Due mentalità inconciliabili si scontrano in questo momento con durezza: quella primaria di alimentarsi per vivere e di faticare duramente per poterlo fare, e quella, tutt’altro che secondaria, di sapere. Una giovane bellissima donna, orgogliosa e combattiva come un felino in gabbia, che sembra non aver mai conosciuto un sorriso, contesta il Poeta che legge l’articolo, eccependo che la carta scritta non si mangia, e perciò non serve a niente, e lui, con molta semplicità, ribatte che la lettura nutre il cervello.
Mimmo Calopresti ci racconta con le sue note capacità di descrittore, di ritrattista e di narratore la sua Calabria, quella dei suoi avi e dei suoi fratelli. Che non è quella marinara, spensierata e solare dei turisti o quella dei viaggiatori stranieri alla ricerca del folklorico, del caratteristico e del pittoresco, e nemmeno quella resa nota dalle cronache della ‘ndrangheta. È piuttosto quella aspra e dominatrice delle gole montane, spesso ovattate di nebbia, dei picchi ventosi, delle terre scoscese, dei fitti boschi, della natura inquieta e ruvida che deve essere domata dal lavoro. È quella che entra quasi nel sangue se capita di viverci solo qualche mese con una sorta di insidioso e ineluttabile “mal di Calabria” che coinvolge e avvolge, come accade alla maestra, la settentrionale maestra che, abituata a vivere di regole, di certezze e di presenza dello Stato, si trova ad essere partecipe, prima stupita poi sempre più emozionata, di una rivoluzione. La maestra non ha mai problemi a penetrare il dialetto che vi trova. Ma anche noi spettatori potremmo fare a meno delle didascalie in italiano che scorrono sulle scene, perché quel dialetto strettissimo, ricco di grecismi, è reso accessibilissimo dalla semplice ma efficacissima drammaturgia filmica di Calopresti.

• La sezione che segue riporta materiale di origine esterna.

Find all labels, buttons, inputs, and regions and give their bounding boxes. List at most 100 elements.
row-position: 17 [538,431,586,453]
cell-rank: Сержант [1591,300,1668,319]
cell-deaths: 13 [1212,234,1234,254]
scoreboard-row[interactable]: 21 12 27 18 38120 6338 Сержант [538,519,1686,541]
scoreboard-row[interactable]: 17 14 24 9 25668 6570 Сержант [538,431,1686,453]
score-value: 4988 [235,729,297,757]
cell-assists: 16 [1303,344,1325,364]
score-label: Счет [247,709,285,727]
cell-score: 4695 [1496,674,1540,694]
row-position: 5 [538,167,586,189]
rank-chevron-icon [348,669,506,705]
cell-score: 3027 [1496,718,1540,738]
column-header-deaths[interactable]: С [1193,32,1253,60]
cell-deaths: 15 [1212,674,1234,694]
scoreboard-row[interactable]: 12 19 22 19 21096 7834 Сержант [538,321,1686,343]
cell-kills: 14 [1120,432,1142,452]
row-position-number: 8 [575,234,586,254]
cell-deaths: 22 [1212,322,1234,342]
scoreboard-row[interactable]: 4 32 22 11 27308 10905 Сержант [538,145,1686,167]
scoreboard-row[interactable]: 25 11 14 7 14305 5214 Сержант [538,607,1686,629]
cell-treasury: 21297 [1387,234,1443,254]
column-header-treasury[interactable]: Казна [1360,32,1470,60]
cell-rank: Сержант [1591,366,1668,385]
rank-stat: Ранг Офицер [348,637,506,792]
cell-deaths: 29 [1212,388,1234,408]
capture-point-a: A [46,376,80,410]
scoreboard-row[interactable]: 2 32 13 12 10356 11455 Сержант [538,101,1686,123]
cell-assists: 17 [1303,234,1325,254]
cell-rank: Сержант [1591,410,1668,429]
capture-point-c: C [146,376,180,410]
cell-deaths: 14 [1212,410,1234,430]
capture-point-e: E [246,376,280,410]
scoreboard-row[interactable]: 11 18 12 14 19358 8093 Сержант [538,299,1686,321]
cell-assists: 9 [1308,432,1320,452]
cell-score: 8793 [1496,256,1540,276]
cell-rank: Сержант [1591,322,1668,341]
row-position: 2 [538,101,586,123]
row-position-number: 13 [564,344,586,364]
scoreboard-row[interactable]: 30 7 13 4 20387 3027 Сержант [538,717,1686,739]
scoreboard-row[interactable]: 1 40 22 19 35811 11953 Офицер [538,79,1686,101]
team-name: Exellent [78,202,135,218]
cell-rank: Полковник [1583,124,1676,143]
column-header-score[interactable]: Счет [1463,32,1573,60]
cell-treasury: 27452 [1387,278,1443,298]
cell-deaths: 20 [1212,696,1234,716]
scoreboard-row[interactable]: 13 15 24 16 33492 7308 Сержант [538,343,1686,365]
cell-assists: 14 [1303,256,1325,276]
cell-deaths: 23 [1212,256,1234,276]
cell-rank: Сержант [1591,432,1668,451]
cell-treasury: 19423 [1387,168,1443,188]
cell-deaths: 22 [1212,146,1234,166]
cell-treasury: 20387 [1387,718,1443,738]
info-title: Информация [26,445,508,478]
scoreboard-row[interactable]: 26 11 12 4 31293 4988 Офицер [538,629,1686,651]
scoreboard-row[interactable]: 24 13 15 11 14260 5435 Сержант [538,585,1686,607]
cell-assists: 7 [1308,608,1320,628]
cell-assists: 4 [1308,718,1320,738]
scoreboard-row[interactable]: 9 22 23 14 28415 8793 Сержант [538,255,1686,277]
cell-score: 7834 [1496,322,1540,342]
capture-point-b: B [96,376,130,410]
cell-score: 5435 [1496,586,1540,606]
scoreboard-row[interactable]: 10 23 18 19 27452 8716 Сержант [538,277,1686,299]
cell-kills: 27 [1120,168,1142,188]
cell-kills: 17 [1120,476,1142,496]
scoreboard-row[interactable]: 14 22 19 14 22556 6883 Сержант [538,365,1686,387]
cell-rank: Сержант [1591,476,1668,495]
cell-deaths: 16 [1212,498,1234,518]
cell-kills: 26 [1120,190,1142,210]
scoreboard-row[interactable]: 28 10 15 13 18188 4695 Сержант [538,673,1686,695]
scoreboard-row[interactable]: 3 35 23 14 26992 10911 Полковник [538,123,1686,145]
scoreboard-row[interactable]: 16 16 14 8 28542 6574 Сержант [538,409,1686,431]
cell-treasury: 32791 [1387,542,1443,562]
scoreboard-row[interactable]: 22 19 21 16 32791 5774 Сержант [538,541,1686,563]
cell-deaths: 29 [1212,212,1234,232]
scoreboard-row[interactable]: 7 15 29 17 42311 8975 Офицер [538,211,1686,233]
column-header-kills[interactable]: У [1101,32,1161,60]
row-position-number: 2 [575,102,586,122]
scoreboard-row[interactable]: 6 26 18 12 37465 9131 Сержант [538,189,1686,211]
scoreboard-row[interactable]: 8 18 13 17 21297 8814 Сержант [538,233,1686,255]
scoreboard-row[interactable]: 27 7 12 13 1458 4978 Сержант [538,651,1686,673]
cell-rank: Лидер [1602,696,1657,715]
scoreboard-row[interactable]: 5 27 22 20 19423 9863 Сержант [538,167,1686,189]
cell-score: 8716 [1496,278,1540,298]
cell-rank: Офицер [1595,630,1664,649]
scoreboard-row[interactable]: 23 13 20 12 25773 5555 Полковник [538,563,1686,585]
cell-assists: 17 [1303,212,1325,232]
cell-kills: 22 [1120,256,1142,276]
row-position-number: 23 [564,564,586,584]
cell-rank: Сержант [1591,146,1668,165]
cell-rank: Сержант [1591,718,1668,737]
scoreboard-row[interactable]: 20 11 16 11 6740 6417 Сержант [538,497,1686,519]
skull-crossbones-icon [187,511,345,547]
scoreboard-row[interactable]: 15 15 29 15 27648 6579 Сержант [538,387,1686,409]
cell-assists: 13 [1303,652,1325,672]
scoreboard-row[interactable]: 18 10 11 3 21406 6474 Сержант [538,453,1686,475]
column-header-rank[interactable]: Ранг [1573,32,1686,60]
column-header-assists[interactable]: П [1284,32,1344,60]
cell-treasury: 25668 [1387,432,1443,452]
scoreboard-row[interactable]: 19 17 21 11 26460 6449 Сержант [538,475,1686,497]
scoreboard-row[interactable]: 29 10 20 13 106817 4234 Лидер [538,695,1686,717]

La costruzione della strada, che impegna tutto il paese, bambini compresi, è ostacolata dalla miopia di una burocrazia ottusa che reclama, coadiuvata dalla forza pubblica, autorizzazioni e certificati, e ancor più dalla crudeltà atavica e implacabile del prepotente della zona, don Totò, un truce e algido Sergio Rubini, che, fieramente avverso a qualunque iniziativa innovativa, opprime e decide con la paura che incute e con la minaccia del fucile. Perché la strada porterebbe il cambiamento, servirebbe a rompere l’isolamento, a comunicare, a creare contatti e rapporti, a trasportare, piuttosto che fuggire. Del resto ad Africo la gente è semplice e ospitale. Alla maestra sono istintivamente tributati subito rispetto e simpatia, perfino affetto. Il Poeta le offre collaborazione nell’allestimento dell’aula e piccole perle di saggezza locale; lo scontroso Peppe le porta pane, formaggio e qualche consiglio spassionato, come quello di non fumare in pubblico; gli scolari simpatizzano subito con lei.
Gli abitanti di Africo alla fine, soli e sconfitti, abbandonano quel paese, dove anche la sopravvivenza più sofferta è impossibile, portandosi quel poco di cui possono caricarsi: meglio il rischio dell’ignoto che quel posto inaccessibile dove non sono riusciti a scuotere l’ineluttabile immobilità delle cose.
Seguendo con commozione le scene dell’abbandono, allo spettatore viene da pensare che la fuga non ci sarebbe stata se quella strada, tanto desideratala e tanto osteggiata, fosse stata realizzata. Probabilmente c’è un invito in questo film a smetterla di alzare muri e cominciare ad aprire nuove strade per accogliere. E viene istintivo pensare a quello che ha fatto a Riace Mimmo Lucano per aprire porte, barriere e confini non per continuare a fuggire ma per ospitare. Ha avuto coraggio, perciò, il vecchio Fulvio Lucisano a produrre Aspromonte, la terra degli ultimi di Mimmo Calopresti, un film da non perdere.